Le cannibalisme ne nous est pas étranger. L’acte catholique de l’eucharistie et la commémoration de la Cène renvoient à l’idée d’ingérer un totem, symbole sacré d’un groupe, d’un clan ou d’une lignée, afin d’en absorber le pouvoir distinctif. Derrière le dogme de la transsubstantiation catholique s’exprime l’idée d’acquérir la divinité (immortalité, pardon des péchés…) par absorption en mangeant le corps du Christ. Ce « cannibalisme rituel » partage de nombreuses caractéristiques du concept.

Dans d’autres cultures d’Asie et d’Australie, par exemple, on croit que manger le pénis d’un tigre procure une plus grande virilité, et que manger l’ennemi (exocannibalisme) chez les baruya ou qu’ingérer une partie d’une personne décédée (endocannibalisme) chez les fore perpétuera son âme. Le corps d’autrui est une nourriture pour le corps, l’esprit et l’âme.

La question qui se pose est, d’une part, de savoir qui a le droit de juger et d’évaluer les aspects contradictoires des peuples du passé et, d’autre part, pourquoi il est devenu habituel de penser que ce qui n’est qu’extraordinaire (le cannibalisme) est une coutume.

Pierre Clastres, par exemple, parle de la normalité de phénomènes tels que la guerre et le cannibalisme chez les Indiens guayaki comme s’ils étaient typiques des peuples « exotiques », alors que, dans de nombreux cas, ces peuples en ont été les victimes. Les Andamanais du golfe du Bengale ont eu la réputation, en Occident, d’être des cannibales belliqueux, comme le décrit Radcliffe-Brown dans The Andaman Islanders (1922), car ils déchiquetaient leurs victimes de guerre et avaient l’habitude de suspendre les os de leurs ancêtres. Cette idée est issue de plusieurs romans dont l’intrigue impliquait invariablement un naufrage causé par les récifs coralliens de la côte d’Andaman, suivis d’épisodes de cannibalisme et de l’histoire de l’unique survivant.

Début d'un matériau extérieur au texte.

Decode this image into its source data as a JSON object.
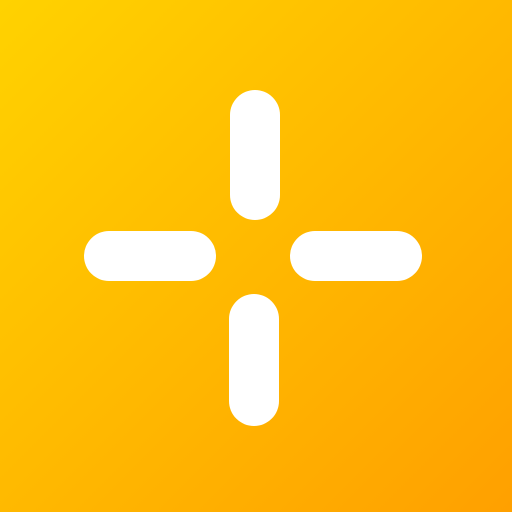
{
  "app_icon": {
    "name": "crosshair-icon",
    "colors": {
      "gradient_start": "#FFD200",
      "gradient_end": "#FFA000",
      "mark": "#FFFFFF"
    }
  }
}
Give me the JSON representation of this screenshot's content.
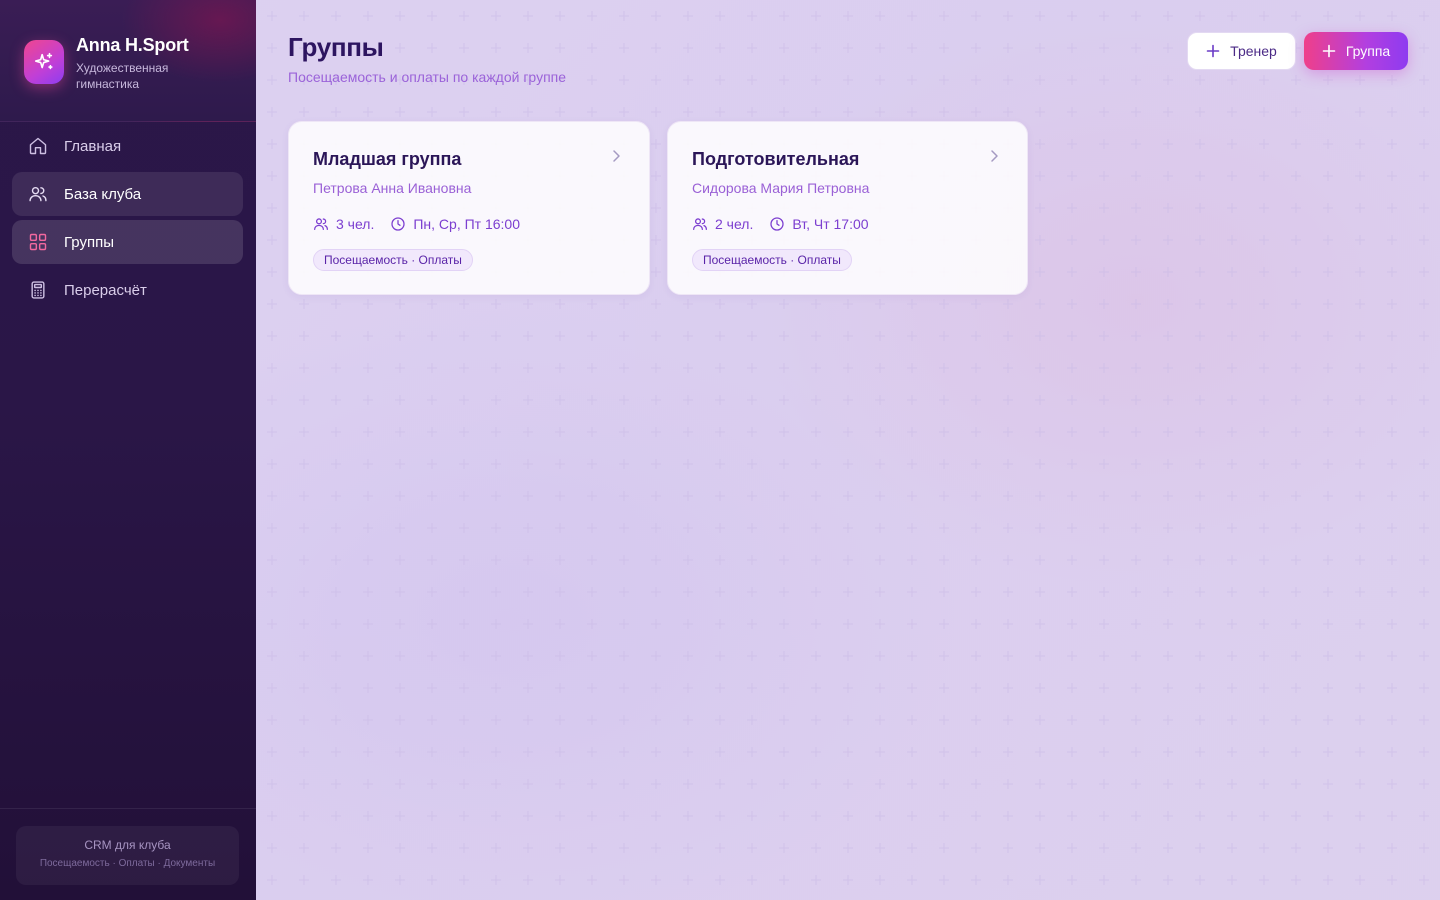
{
  "brand": {
    "name": "Anna H.Sport",
    "subtitle": "Художественная гимнастика",
    "logo_icon": "sparkles-icon"
  },
  "sidebar": {
    "items": [
      {
        "label": "Главная",
        "icon": "home-icon",
        "state": "default"
      },
      {
        "label": "База клуба",
        "icon": "users-icon",
        "state": "hover"
      },
      {
        "label": "Группы",
        "icon": "grid-icon",
        "state": "active"
      },
      {
        "label": "Перерасчёт",
        "icon": "calculator-icon",
        "state": "default"
      }
    ],
    "footer": {
      "title": "CRM для клуба",
      "subtitle": "Посещаемость · Оплаты · Документы"
    }
  },
  "header": {
    "title": "Группы",
    "subtitle": "Посещаемость и оплаты по каждой группе",
    "buttons": {
      "trainer_label": "Тренер",
      "group_label": "Группа"
    }
  },
  "groups": [
    {
      "title": "Младшая группа",
      "trainer": "Петрова Анна Ивановна",
      "members": "3 чел.",
      "schedule": "Пн, Ср, Пт 16:00",
      "badge": "Посещаемость · Оплаты"
    },
    {
      "title": "Подготовительная",
      "trainer": "Сидорова Мария Петровна",
      "members": "2 чел.",
      "schedule": "Вт, Чт 17:00",
      "badge": "Посещаемость · Оплаты"
    }
  ],
  "colors": {
    "sidebar_bg": "#2a1647",
    "accent_pink": "#ef3f8a",
    "accent_purple": "#8e3bf0",
    "title_text": "#2d1560",
    "muted_purple": "#9b63d9"
  }
}
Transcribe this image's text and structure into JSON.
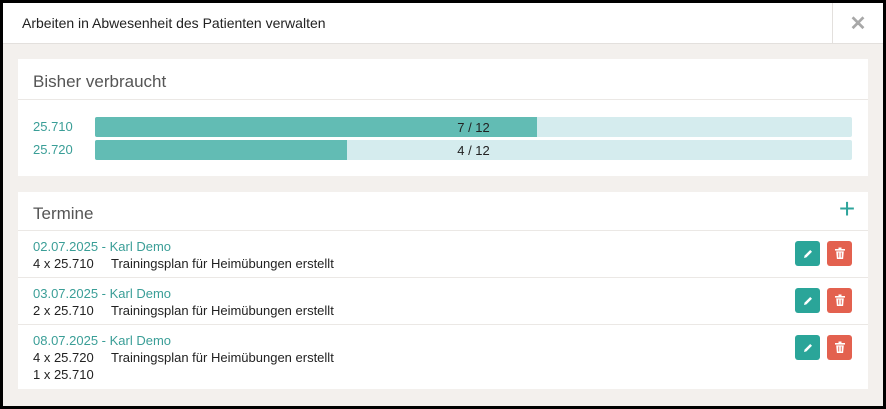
{
  "modal": {
    "title": "Arbeiten in Abwesenheit des Patienten verwalten",
    "close_symbol": "✕"
  },
  "usage": {
    "title": "Bisher verbraucht",
    "rows": [
      {
        "code": "25.710",
        "label": "7 / 12",
        "used": 7,
        "total": 12
      },
      {
        "code": "25.720",
        "label": "4 / 12",
        "used": 4,
        "total": 12
      }
    ]
  },
  "appointments": {
    "title": "Termine",
    "add_symbol": "+",
    "items": [
      {
        "header": "02.07.2025 - Karl Demo",
        "lines": [
          {
            "qty": "4 x 25.710",
            "desc": "Trainingsplan für Heimübungen erstellt"
          }
        ]
      },
      {
        "header": "03.07.2025 - Karl Demo",
        "lines": [
          {
            "qty": "2 x 25.710",
            "desc": "Trainingsplan für Heimübungen erstellt"
          }
        ]
      },
      {
        "header": "08.07.2025 - Karl Demo",
        "lines": [
          {
            "qty": "4 x 25.720",
            "desc": "Trainingsplan für Heimübungen erstellt"
          },
          {
            "qty": "1 x 25.710",
            "desc": ""
          }
        ]
      }
    ]
  },
  "icons": {
    "edit": "pencil-icon",
    "delete": "trash-icon"
  },
  "colors": {
    "accent": "#2aa599",
    "bar_fill": "#62bcb4",
    "bar_track": "#d5ecee",
    "delete": "#e3614f",
    "link": "#3a9e97"
  }
}
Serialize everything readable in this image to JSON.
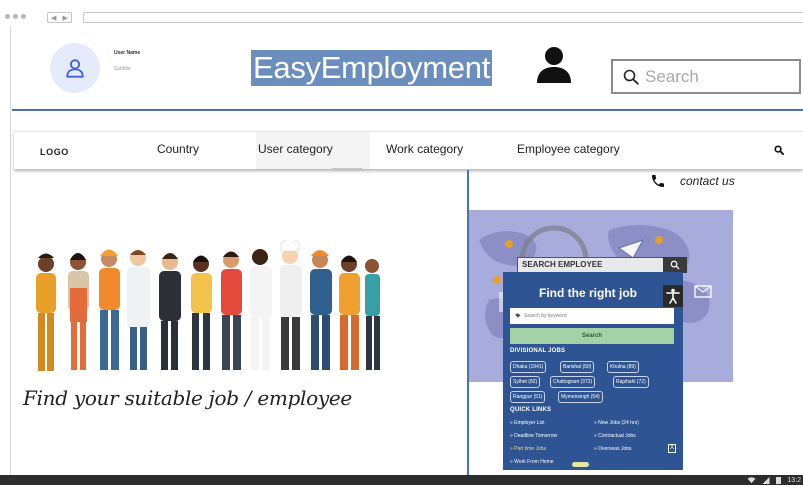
{
  "browser": {
    "nav_back": "◀",
    "nav_forward": "▶"
  },
  "header": {
    "user_name": "User Name",
    "user_subtitle": "Subtitle",
    "brand": "EasyEmployment",
    "search_placeholder": "Search"
  },
  "nav": {
    "logo": "LOGO",
    "items": [
      "Country",
      "User category",
      "Work category",
      "Employee category"
    ],
    "active_item": "User category"
  },
  "contact": {
    "label": "contact us"
  },
  "hero": {
    "tagline": "Find your suitable  job /  employee"
  },
  "promo": {
    "search_employee": "SEARCH EMPLOYEE",
    "title": "Find the right job",
    "keyword_placeholder": "Search by keyword",
    "search_button": "Search",
    "divisional_title": "DIVISIONAL JOBS",
    "divisions": [
      "Dhaka (1941)",
      "Barishal (50)",
      "Khulna (89)",
      "Sylhet (82)",
      "Chattogram (372)",
      "Rajshahi (72)",
      "Rangpur (51)",
      "Mymensingh (54)"
    ],
    "quick_links_title": "QUICK LINKS",
    "quick_links": [
      "» Employer List",
      "» New Jobs (24 hrs)",
      "» Deadline Tomorrow",
      "» Contractual Jobs",
      "» Part time Jobs",
      "» Overseas Jobs",
      "» Work From Home"
    ],
    "ad_close": "X"
  },
  "taskbar": {
    "clock": "13:2"
  },
  "colors": {
    "brand_bg": "#6c8ebf",
    "accent_blue": "#4a74a8",
    "panel_blue": "#2e5493",
    "promo_bg": "#a8acdc",
    "search_button": "#a3d2a8"
  }
}
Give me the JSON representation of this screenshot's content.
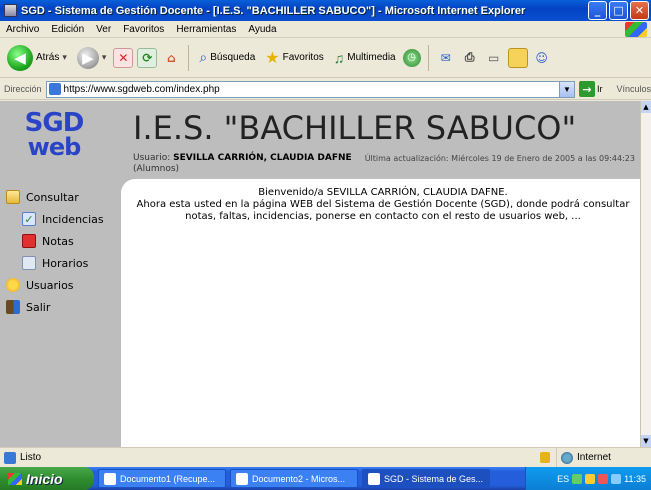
{
  "window": {
    "title": "SGD - Sistema de Gestión Docente - [I.E.S. \"BACHILLER SABUCO\"] - Microsoft Internet Explorer"
  },
  "menu": [
    "Archivo",
    "Edición",
    "Ver",
    "Favoritos",
    "Herramientas",
    "Ayuda"
  ],
  "toolbar": {
    "back": "Atrás",
    "search": "Búsqueda",
    "favorites": "Favoritos",
    "multimedia": "Multimedia"
  },
  "address": {
    "label": "Dirección",
    "url": "https://www.sgdweb.com/index.php",
    "go": "Ir",
    "links": "Vínculos"
  },
  "page": {
    "logo_top": "SGD",
    "logo_bottom": "web",
    "school": "I.E.S. \"BACHILLER SABUCO\"",
    "user_prefix": "Usuario:",
    "user_name": "SEVILLA CARRIÓN, CLAUDIA DAFNE",
    "user_role": "(Alumnos)",
    "last_update": "Última actualización: Miércoles 19 de Enero de 2005 a las 09:44:23",
    "welcome_line1": "Bienvenido/a SEVILLA CARRIÓN, CLAUDIA DAFNE.",
    "welcome_line2": "Ahora esta usted en la página WEB del Sistema de Gestión Docente (SGD), donde podrá consultar notas, faltas, incidencias, ponerse en contacto con el resto de usuarios web, ..."
  },
  "nav": {
    "consultar": "Consultar",
    "incidencias": "Incidencias",
    "notas": "Notas",
    "horarios": "Horarios",
    "usuarios": "Usuarios",
    "salir": "Salir"
  },
  "status": {
    "done": "Listo",
    "zone": "Internet"
  },
  "taskbar": {
    "start": "Inicio",
    "tasks": [
      "Documento1 (Recupe...",
      "Documento2 - Micros...",
      "SGD - Sistema de Ges..."
    ],
    "lang": "ES",
    "clock": "11:35"
  }
}
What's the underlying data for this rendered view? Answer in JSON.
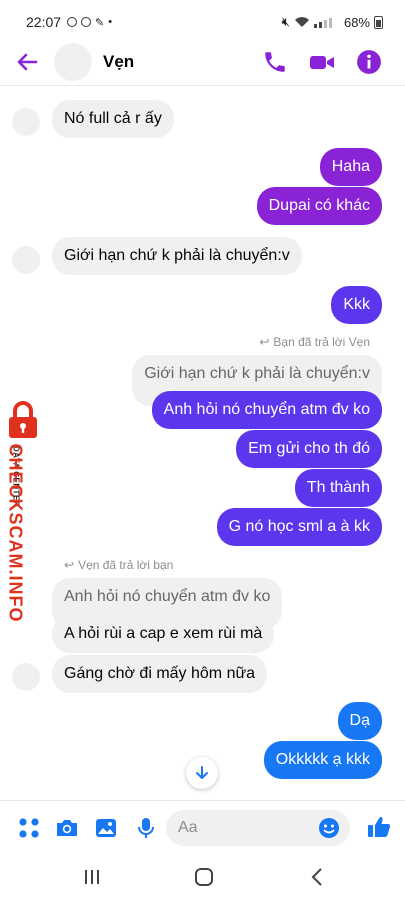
{
  "status": {
    "time": "22:07",
    "battery": "68%"
  },
  "header": {
    "contact_name": "Vẹn"
  },
  "messages": {
    "m1": "Nó full cả r ấy",
    "m2": "Haha",
    "m3": "Dupai có khác",
    "m4": "Giới hạn chứ k phải là chuyển:v",
    "m5": "Kkk",
    "reply1_note": "Bạn đã trả lời Vẹn",
    "reply1_quote": "Giới hạn chứ k phải là chuyển:v",
    "m6": "Anh hỏi nó chuyển atm đv ko",
    "m7": "Em gửi cho th đó",
    "m8": "Th thành",
    "m9": "G nó học sml a à kk",
    "reply2_note": "Vẹn đã trả lời bạn",
    "reply2_quote": "Anh hỏi nó chuyển atm đv ko",
    "m10": "A hỏi rùi a cap e xem rùi mà",
    "m11": "Gáng chờ đi mấy hôm nữa",
    "m12": "Dạ",
    "m13": "Okkkkk ạ kkk"
  },
  "watermark": {
    "brand": "CHECKSCAM.INFO",
    "sub": "DATA CENTER"
  },
  "composer": {
    "placeholder": "Aa"
  },
  "colors": {
    "accent": "#8a22d6",
    "bubble_purple": "#8a22d6",
    "bubble_indigo": "#5b36ec",
    "bubble_blue": "#1877f2",
    "incoming": "#f0f0f0",
    "composer_icon": "#1877f2"
  }
}
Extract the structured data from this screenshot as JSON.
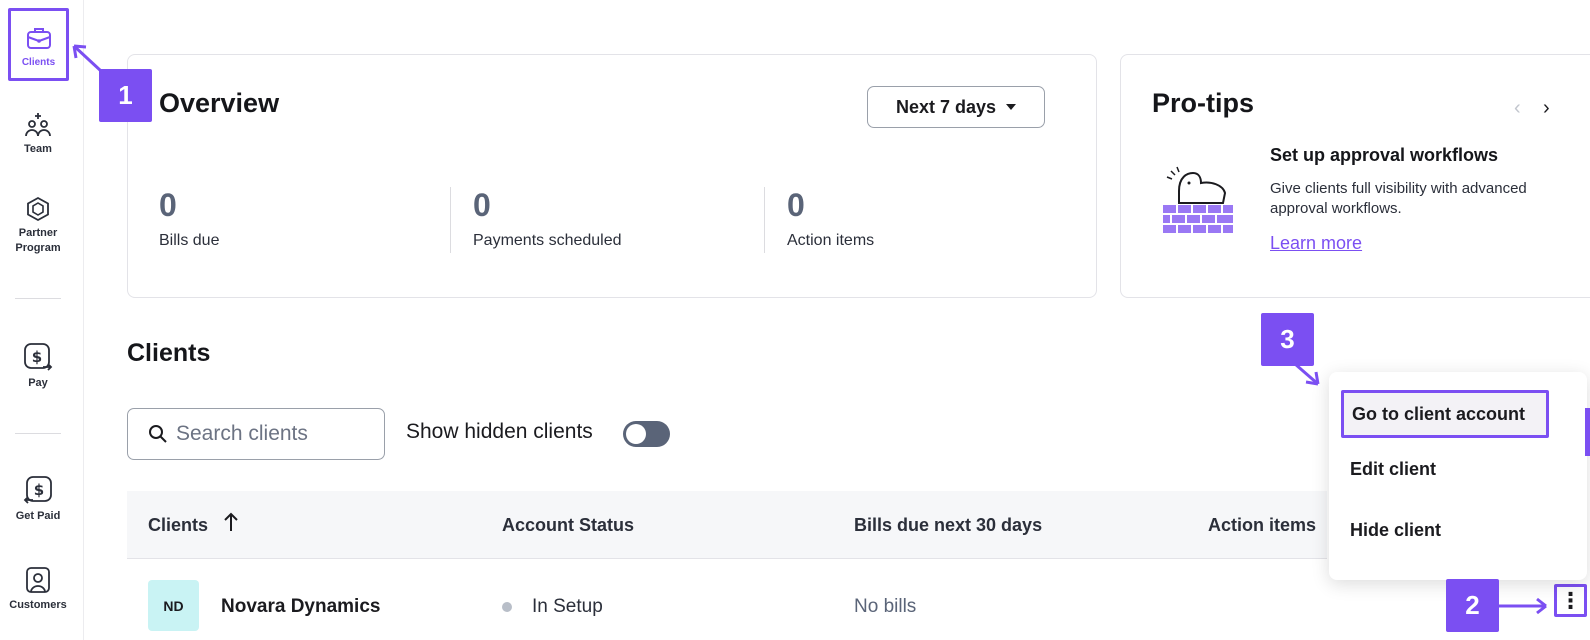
{
  "sidebar": {
    "items": [
      {
        "label": "Clients"
      },
      {
        "label": "Team"
      },
      {
        "label": "Partner Program"
      },
      {
        "label": "Pay"
      },
      {
        "label": "Get Paid"
      },
      {
        "label": "Customers"
      }
    ]
  },
  "overview": {
    "title": "Overview",
    "range_label": "Next 7 days",
    "stats": [
      {
        "value": "0",
        "label": "Bills due"
      },
      {
        "value": "0",
        "label": "Payments scheduled"
      },
      {
        "value": "0",
        "label": "Action items"
      }
    ]
  },
  "protips": {
    "title": "Pro-tips",
    "tip_title": "Set up approval workflows",
    "tip_body": "Give clients full visibility with advanced approval workflows.",
    "link_label": "Learn more"
  },
  "clients": {
    "title": "Clients",
    "search_placeholder": "Search clients",
    "toggle_label": "Show hidden clients",
    "columns": [
      "Clients",
      "Account Status",
      "Bills due next 30 days",
      "Action items"
    ],
    "rows": [
      {
        "initials": "ND",
        "name": "Novara Dynamics",
        "status": "In Setup",
        "bills": "No bills"
      }
    ]
  },
  "menu": {
    "items": [
      "Go to client account",
      "Edit client",
      "Hide client"
    ]
  },
  "callouts": [
    "1",
    "2",
    "3"
  ],
  "colors": {
    "accent": "#7b4ff2",
    "avatar_bg": "#c9f3f4"
  }
}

Le cannibalisme serait un phénomène plus typique, non pas de peuples « exotiques », mais une conséquence de perversions individuelles, de situations catastrophiques et particulières. Dans les années 1990, des journalistes occidentaux ont écrit sur le cannibalisme dans le contexte de la guerre civile au Libéria (1989-1997). L’historien Stephen Ellis a suggéré que les causes n’étaient pas seulement politiques, mais qu’elles pouvaient être expliquées par des termes religieux ou spirituels caractéristiques des rituels des sociétés secrètes.

En somme, les descriptions contemporaines du cannibalisme, qui semblent faire écho aux études archéologiques, montrent que, d’une manière ou d’une autre, comme l’a souligné Claude Lévi-Strauss, « nous sommes tous cannibales ».